El Maestro se pone a sí mismo al último:
y se encuentra a sí mismo en el lugar de autoridad.
Se separa para todas las cosas:
por lo tanto, se une a todas las cosas.
No piensa en sí mismo.
Está perfectamente conformado.
Cuando los maestros responden a la pregunta: «¿Por qué decidió ser maestra?» La mayoría de las respuestas incluyen alguna variación de «Porque me encantan los niños.» ¡Qué fundamento notable! Resulta tan improbable en otras profesiones, sentirse apasionadamente satisfechos sobre el trabajo que hacemos, tanto es así que a menudo estamos dispuestos a hacerlo por poco dinero y poco reconocimiento. La enseñanza para la mayoría de nosotros, satisface cierta unidad interna, obligada por nuestras relaciones individuales con los niños que son quienes nos importan. Quizás una pregunta más informativa sería, «¿Por qué te gustan los niños?»
Dentro de la respuesta a esta pregunta encontramos los obstáculos más difíciles de conquistar, aquellas partes de nuestras relaciones con los niños que hacen que trabajemos en nosotros en lugar sobre ellos. ¿Amamos a los niños o es que nos gusta la forma en la que los niños nos hacen sentir sobre nosotros mismos? Montessori pide un compromiso desinteresado para el niño. Dentro de ese compromiso, hay poco espacio para la búsqueda de lo auto-gratificante, de la aceptación, de aprobación, de amor de los niños. Cuando estamos en el servicio para el niño, estamos también en el sacrificio de nuestra propia realización. Sabiendo, pues, que un niño «me gusta» o incluso «me ama» se convierte en mucho menos importante que el saber que hemos observado al niño y hemos preparado el ambiente más adecuado para su desarrollo.
Cuando nos desconectamos de nuestro trabajo con los niños con el propósito de encontrar nuestra necesidad personal de validación, somos capaces de servir mejor a los niños a nuestro cuidado. Podemos enfocarnos con mayor precisión en sus necesidades, porque las nuestras no se entremezclan para enturbiar las aguas. Podemos observar a los niños fuera de nuestros prejuicios, y prepararnos para ellos fuera de nuestras propias agendas, respetándolos por sí mismos, por lo que son, en lugar concentrarnos en cómo nos hacen sentir que somos. Ser cariñosos con los niños es, en sí mismo, una validación de nuestra capacidad de amar.

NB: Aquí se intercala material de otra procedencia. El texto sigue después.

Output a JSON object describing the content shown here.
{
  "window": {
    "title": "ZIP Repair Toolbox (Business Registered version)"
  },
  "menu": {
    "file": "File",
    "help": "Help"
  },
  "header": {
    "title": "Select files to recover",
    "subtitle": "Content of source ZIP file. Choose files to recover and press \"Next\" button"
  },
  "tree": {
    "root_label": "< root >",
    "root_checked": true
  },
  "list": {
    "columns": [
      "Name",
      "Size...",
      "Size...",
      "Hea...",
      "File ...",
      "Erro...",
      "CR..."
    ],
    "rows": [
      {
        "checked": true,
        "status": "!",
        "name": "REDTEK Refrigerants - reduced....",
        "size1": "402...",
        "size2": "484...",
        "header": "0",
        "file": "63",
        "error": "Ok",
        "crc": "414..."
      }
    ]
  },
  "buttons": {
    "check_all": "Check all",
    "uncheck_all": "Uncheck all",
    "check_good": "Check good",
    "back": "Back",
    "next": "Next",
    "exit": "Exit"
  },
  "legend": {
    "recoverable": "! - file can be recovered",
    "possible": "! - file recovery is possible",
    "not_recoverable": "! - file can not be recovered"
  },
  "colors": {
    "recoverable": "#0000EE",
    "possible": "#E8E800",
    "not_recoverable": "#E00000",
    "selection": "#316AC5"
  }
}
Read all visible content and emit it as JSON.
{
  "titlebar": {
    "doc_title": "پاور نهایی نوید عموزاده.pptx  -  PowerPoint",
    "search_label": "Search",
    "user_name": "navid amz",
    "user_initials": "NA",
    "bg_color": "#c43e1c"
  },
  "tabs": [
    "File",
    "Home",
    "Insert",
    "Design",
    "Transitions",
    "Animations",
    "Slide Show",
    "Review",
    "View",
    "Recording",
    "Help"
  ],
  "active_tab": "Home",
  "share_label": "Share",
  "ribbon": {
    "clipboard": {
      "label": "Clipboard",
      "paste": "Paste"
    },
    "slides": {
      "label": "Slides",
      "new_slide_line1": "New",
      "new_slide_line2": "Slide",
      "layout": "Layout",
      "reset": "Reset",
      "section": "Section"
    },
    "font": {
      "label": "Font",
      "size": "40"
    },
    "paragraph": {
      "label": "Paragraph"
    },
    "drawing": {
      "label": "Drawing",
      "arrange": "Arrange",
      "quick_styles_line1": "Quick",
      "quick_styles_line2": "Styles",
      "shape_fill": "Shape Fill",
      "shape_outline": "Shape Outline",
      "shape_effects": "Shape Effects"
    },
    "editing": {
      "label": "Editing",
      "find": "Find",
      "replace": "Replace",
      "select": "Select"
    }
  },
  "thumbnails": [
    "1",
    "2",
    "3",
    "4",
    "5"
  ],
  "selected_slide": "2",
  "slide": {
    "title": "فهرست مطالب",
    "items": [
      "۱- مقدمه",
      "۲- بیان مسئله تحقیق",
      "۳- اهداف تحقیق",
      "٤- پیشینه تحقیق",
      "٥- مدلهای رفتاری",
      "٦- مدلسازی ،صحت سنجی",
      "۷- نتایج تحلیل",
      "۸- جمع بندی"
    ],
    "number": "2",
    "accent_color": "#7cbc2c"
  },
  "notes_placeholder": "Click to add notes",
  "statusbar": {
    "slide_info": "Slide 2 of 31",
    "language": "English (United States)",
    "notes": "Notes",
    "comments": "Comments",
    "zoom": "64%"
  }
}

¿Estamos, entonces, para ver la enseñanza como una carga? ¿Debemos abandonar la realización personal que sentimos en nuestra práctica? ¡Por supuesto no! Toda la enseñanza y Montessori, en particular, nos lleva por las piezas de nuestro propio corazón que poco a poco se llenan de satisfacción. Servir a los niños primero distanciándonos de nuestras necesidades es singularmente la parte exitosa en Montessori. Las cualidades que identificamos del niño normalizado se manifiestan cuando el niño está libre de todos los obstáculos creados por los adultos, incluso los que aparentemente les encantan. Nuestras aulas se hacen más funcionales, más saludables y más equilibradas cuando quitamos nuestras propias necesidades. Los niños a nuestro cuidado perpetúan la tranquilidad, la motivación intrínseca y la comunidad cuando dejamos de preocuparnos para satisfacer y permitir que sigan sus propias guías interiores. Auténtico, el amor desinteresado para el niño que gira en torno a un auténtico amor a sí mismo… si nos aceptamos a nosotros mismos lo suficiente para que nuestra necesidad de aceptación no dependa de los niños, que son capaces de ofrecer amor incondicional. De hecho, el resultado es claro. El niño que ha sido amado sin expectativa de retribución, es capaz de ofrecer amor a los demás. El niño cuya aceptación está ligada a la satisfacción de las necesidades de otra persona, aprende una lección muy diferente sobre la naturaleza del amor.
Saber que lo que debemos hacer no es ni fundamental ni difícil, y comprender que es necesario deshacerse de la presunción y prejuicios vanos, pues de esto depende que podamos ser capaces de educar a nuestros niños; si no, todo es más difícil. María Montessori.